Stand up, bend your knees and keep your feet level.”
Mountain bike expert Jordie Lunn balances effortlessly as he demonstrates technique.
As a first-time mountain biker, I listen intently as the course designer for Bear Mountain Resort offers up the basics while I look over my dress pants and dress shoes. I throw a hoody over my dress shirt – perhaps I’m not as prepared as I could have been – but there is no turning back. I have been looking forward to this for weeks.
Lunn gives my bike a last look, turning a dial on my shocks before we head out.
“It’s just an adjustment,” he says. “It’ll make it a little stiffer for you.” That may be a polite way of saying my 270 lbs. is a little heavy for the bike’s current shock settings, but I don’t say anything as we pedal into Bike Park Avenue for my first taste of the course.
Heading into the first turn, the first thing I notice is the view from the top of the mountain, down the trail and into Bear Mountain’s Valley course. I’ve been here before, but seeing the winding paths whisk underneath my wheels, while the mountains and trees edged ever so slowly by us, strikes me as unique.
Despite taking the corners gingerly, I’m forced to stop on my way down after taking a turn too straight. Lunn doesn’t have that problem, as his bike weaves through the course, his wheels almost glued to the trail even as he navigates almost sideways along the walls of the steeper embankments.

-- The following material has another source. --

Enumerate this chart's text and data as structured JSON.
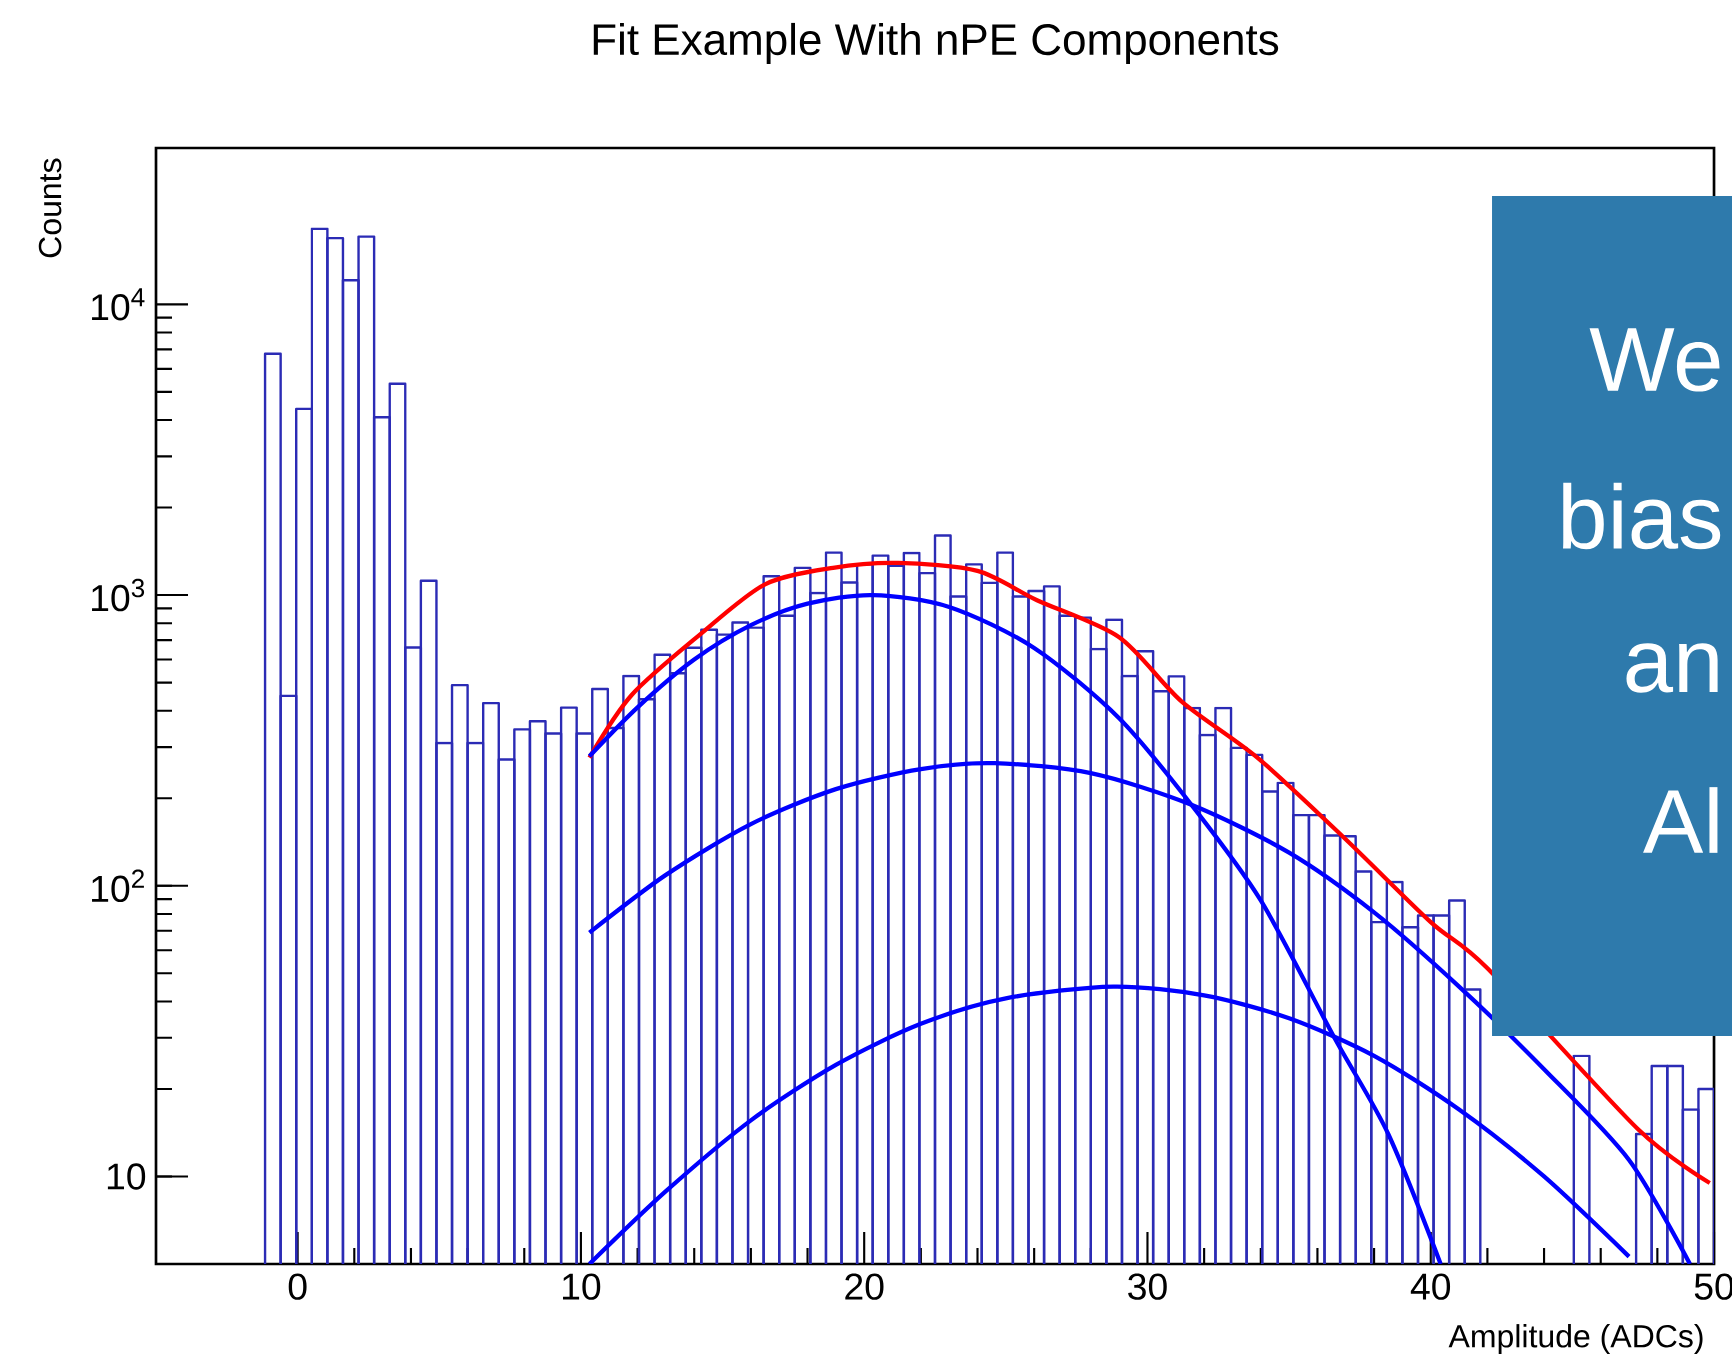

“(Sharper turns) are a commitment thing … and trusting your bike,” he says. “Your tires are going to hook up, but that all comes with time and experience right?”
He points at one of my knees: one is completely rigid, with most of my weight on that side of the bike – just like he told me not to do. I’m also sitting on the seat as we decline, without realizing it. I’m zero for three as we cross a golf cart passage and make our way down a grassy hill and underneath a canopy of trees. We are now on the single-track portion of the trail, where even the smell is beautiful.
Here the riding is slightly more challenging, with uphills to accompany the downs and roots and foliage providing natural obstacles. The final incline takes us to a clearing, where the buzz of a generator cuts through the silence and a giant airbag languishes just beyond a 6.5-foot high ramp.
“With the air bag, anybody can hit it, it just takes a bit of guts to hit the first time,” Lunn says.
Climbing to the top of the hill that declines into the ramp, I accept that this is happening. The 17-year mountain bike professional’s voice is in my ear as I bear down on the handlebars. “You got this,” he says.
Against my better judgment I line myself up at the top of the embankment as Lunn reminds me not to let go of the bike, and to “pre-load,” or press down on the handle bars as I glide into the ramp.
Slowly I step off the ground onto the pedals, pushing off into the descent that launches me further from the earth than I have ever been without being on my feet. One second I’m on top of the hill, the next I’m preloading my bike, a moment later I am airborne. Today I’m wondering how to tell me wife I want to buy a mountain bike.
Did you know?
- The Family Flow Trail is one of many mountain bike features at Bear Mountain Resort. The beginner-oriented trail is growing, with a full 5-km loop set for completion in March.
- All trails on the mountain are open to the public. Use your own bike or rent one at The Hub in the North Langford Adventure Centre. Cyclists are encouraged to check in at The Hub to learn about the trails before heading out.
- The bike park, featuring big jumps and an airbag, is the only membership-required area. Participants must sign a waiver and can only use the park when it is open and a safety attendant is on site.